Under the plan, farmers will be able to produce 30 million metric tonnes of food, including wheat, rice, maize, and soya beans. The output is expected to be valued at $12bn.
The COVID-19 pandemic plunged 26 million Africans into extreme poverty. “Now with this looming food crisis, and with the accelerating inflation, we’re going to see a lot more – a couple of million more – people fall into extreme poverty. And why? Because in the poor household, the price of food accounts for roughly 65 percent of their household expenditure.”
But Adesina is optimistic that this could be avoided if the emergency plan receives enough international support.
IMF Managing Director Kristalina Georgieva was “very supportive” of the plan, he said. Adesina plans to call a meeting of African ministers of finance and the ministers of agriculture “very soon” to discuss it.
Adesina plans to deploy $1bn in two batches a year, in time for Africa’s growing seasons – May through to July in the northern hemisphere and October to December in the southern hemisphere. As it is an emergency facility, the funds will be grants, not loans.
“We’re going to be doing all we can for the rest of March and April to be able to get it,” he said. “Whatever we get, we will deploy immediately to begin to get seeds in the ground and for us to grow more food.”
African fuel for Europe
Some observers believe the conflict in Eastern Europe has presented an opportunity for African countries to become key energy suppliers and Adesina agrees.
“With the war in Ukraine, what that has actually shown is that Europe needs to diversify its own energy supply out of Russia,” Adesina said. “It depends on Russia for 45 percent of all of its gas, almost 115 billion cubic metres of gas — a place to look to is Africa.”
AfDB worked on a $25bn deal with Mozambique in 2020 for liquified natural gas (LNG), which will make the country the third-largest exporter of the commodity in the world.

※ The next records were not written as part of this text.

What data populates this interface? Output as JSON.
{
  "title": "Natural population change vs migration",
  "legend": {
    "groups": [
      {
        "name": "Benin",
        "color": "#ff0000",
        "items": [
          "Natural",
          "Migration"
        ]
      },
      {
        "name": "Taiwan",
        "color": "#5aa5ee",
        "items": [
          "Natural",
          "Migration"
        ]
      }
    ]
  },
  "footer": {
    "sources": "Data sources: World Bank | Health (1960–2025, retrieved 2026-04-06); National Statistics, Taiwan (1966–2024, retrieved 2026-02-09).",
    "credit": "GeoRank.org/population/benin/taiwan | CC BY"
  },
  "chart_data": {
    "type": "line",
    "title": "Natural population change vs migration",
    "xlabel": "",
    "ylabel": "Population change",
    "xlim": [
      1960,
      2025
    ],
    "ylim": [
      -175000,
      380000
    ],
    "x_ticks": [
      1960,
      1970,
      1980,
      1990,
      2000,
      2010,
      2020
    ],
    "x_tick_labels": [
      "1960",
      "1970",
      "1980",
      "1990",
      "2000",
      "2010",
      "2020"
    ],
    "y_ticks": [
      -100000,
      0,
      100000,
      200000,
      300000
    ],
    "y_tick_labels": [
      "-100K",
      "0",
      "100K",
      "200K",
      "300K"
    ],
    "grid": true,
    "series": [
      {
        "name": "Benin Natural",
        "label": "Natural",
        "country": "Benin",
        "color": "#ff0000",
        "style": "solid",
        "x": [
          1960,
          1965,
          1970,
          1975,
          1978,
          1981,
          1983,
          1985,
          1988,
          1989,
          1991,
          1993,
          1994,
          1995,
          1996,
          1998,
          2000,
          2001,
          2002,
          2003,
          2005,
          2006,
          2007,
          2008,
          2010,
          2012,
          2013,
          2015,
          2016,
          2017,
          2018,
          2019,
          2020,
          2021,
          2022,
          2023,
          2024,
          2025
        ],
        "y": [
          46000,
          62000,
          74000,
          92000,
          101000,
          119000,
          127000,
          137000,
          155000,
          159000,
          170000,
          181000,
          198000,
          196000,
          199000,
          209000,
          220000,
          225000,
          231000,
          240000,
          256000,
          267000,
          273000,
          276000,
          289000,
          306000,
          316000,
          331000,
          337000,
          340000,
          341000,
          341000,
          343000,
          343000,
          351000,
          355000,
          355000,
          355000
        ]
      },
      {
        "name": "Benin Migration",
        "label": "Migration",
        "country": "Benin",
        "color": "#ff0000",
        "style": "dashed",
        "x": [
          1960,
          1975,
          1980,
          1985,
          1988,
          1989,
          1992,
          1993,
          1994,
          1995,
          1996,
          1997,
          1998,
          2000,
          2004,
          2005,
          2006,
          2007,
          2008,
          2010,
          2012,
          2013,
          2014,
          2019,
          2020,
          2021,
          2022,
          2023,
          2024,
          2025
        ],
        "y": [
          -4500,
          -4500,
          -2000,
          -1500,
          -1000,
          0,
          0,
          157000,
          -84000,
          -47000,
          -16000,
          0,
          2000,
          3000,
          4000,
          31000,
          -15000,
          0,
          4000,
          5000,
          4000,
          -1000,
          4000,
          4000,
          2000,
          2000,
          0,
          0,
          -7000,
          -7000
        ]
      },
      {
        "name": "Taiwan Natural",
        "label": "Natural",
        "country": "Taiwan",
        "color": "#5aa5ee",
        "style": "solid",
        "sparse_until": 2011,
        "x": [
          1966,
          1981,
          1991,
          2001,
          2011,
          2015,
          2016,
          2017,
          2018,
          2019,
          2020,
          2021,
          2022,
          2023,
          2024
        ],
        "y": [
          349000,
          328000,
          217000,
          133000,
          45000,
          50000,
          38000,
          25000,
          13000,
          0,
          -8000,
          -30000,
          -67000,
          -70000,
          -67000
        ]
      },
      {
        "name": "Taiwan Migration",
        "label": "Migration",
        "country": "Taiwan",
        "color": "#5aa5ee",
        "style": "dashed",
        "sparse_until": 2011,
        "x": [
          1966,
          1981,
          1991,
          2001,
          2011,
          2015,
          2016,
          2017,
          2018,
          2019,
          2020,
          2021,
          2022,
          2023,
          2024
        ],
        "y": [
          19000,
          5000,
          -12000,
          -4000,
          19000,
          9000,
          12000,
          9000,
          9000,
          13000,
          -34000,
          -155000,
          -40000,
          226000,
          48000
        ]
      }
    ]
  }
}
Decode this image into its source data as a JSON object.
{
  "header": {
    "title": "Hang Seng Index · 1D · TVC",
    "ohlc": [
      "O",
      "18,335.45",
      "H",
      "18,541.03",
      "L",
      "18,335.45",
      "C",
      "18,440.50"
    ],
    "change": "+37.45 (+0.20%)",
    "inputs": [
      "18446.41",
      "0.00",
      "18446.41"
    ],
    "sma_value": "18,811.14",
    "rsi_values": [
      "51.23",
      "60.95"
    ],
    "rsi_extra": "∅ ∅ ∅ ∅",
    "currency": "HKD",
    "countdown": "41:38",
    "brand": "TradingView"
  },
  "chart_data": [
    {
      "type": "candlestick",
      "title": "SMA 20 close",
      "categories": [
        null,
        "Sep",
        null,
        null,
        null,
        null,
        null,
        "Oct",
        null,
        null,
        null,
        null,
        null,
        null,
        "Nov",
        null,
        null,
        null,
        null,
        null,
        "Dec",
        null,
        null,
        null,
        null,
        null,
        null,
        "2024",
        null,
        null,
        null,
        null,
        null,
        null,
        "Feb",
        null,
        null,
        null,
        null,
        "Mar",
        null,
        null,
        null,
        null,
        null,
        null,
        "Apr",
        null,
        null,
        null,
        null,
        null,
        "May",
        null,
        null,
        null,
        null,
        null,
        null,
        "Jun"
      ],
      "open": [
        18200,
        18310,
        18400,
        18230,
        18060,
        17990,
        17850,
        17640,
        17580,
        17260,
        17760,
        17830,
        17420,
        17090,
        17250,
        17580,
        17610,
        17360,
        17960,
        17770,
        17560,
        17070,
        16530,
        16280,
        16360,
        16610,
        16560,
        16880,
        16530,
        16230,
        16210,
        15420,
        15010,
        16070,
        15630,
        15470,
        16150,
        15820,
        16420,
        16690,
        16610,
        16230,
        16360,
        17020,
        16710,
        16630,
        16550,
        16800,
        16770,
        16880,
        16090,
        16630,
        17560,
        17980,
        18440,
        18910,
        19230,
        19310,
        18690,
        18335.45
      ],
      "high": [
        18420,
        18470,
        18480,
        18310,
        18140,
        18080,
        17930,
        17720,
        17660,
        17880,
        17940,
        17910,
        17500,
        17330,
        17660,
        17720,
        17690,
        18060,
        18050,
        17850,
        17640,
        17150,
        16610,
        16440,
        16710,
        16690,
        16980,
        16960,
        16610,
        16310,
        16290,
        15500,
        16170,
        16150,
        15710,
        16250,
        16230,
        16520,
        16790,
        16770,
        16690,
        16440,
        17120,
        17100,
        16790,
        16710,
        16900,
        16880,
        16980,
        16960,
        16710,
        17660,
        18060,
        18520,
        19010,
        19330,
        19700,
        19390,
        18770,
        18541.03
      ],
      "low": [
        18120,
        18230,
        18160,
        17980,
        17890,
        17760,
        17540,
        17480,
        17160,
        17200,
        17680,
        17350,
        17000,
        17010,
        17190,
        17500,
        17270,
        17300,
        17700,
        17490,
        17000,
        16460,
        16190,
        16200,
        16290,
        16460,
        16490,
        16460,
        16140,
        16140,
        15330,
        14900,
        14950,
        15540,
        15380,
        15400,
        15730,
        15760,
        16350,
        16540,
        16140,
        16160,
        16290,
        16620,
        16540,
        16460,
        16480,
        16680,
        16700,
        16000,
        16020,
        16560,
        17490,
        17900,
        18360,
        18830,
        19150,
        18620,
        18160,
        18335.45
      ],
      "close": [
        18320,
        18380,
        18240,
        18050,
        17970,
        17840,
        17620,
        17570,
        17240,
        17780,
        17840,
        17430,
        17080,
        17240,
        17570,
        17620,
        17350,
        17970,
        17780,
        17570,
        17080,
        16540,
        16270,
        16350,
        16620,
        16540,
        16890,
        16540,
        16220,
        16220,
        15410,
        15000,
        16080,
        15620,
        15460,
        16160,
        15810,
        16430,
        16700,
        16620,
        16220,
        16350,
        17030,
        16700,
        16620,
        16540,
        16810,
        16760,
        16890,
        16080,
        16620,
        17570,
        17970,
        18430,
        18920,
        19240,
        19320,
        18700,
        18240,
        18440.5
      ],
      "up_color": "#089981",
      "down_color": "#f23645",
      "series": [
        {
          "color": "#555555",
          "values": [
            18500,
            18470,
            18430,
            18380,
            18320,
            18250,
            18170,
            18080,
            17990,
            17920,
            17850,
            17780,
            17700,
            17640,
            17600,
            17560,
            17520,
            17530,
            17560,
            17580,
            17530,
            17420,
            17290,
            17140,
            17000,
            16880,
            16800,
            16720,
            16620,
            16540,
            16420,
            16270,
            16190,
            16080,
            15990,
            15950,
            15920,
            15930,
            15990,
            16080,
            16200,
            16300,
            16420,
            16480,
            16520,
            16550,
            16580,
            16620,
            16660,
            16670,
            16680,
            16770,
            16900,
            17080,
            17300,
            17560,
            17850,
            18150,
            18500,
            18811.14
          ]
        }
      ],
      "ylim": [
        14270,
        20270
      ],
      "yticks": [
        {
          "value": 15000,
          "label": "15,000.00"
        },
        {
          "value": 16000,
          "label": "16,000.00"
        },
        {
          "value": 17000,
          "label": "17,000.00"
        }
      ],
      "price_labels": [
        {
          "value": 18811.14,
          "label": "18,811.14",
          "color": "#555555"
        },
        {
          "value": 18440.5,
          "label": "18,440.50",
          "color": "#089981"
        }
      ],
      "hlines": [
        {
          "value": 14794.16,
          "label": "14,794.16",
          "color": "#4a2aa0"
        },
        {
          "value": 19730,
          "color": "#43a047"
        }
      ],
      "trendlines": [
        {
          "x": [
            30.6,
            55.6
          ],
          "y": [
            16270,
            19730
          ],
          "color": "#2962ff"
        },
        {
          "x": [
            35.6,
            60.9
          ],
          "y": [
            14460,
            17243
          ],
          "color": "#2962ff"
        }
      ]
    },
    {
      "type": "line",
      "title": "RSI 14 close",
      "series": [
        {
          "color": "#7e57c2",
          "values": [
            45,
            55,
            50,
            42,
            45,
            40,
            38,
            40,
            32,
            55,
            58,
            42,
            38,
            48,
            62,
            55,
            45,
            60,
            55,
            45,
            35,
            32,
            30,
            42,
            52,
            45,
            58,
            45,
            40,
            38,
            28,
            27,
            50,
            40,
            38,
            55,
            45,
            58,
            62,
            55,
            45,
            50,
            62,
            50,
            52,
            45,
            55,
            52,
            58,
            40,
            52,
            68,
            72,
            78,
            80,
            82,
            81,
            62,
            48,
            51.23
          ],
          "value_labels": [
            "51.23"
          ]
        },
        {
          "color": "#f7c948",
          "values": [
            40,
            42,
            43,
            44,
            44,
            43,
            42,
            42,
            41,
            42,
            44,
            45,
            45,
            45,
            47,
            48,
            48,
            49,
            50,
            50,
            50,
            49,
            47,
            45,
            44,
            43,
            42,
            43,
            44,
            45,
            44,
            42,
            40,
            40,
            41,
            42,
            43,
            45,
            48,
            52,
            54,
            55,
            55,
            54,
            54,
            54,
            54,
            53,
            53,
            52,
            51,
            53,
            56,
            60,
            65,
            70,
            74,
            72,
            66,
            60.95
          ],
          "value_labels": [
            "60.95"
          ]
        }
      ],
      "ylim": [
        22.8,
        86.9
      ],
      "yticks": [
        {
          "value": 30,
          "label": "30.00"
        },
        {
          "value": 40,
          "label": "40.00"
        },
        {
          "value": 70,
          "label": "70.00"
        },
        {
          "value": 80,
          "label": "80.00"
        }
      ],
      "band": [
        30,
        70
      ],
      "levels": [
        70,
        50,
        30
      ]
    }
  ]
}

There are also hopes that the trans-Saharan pipeline — currently under construction — which will span from Nigeria to Algeria will be an integral part of any new agreements.
“There are new gasfields that have been found in Cote d’Ivoire, Senegal, Tanzania, Uganda, so Africa can become a strategic supplier of gas for Europe. And I believe that Europe should invest together with us in the critical gas pipeline infrastructure to get gas from Africa to Europe,” he said.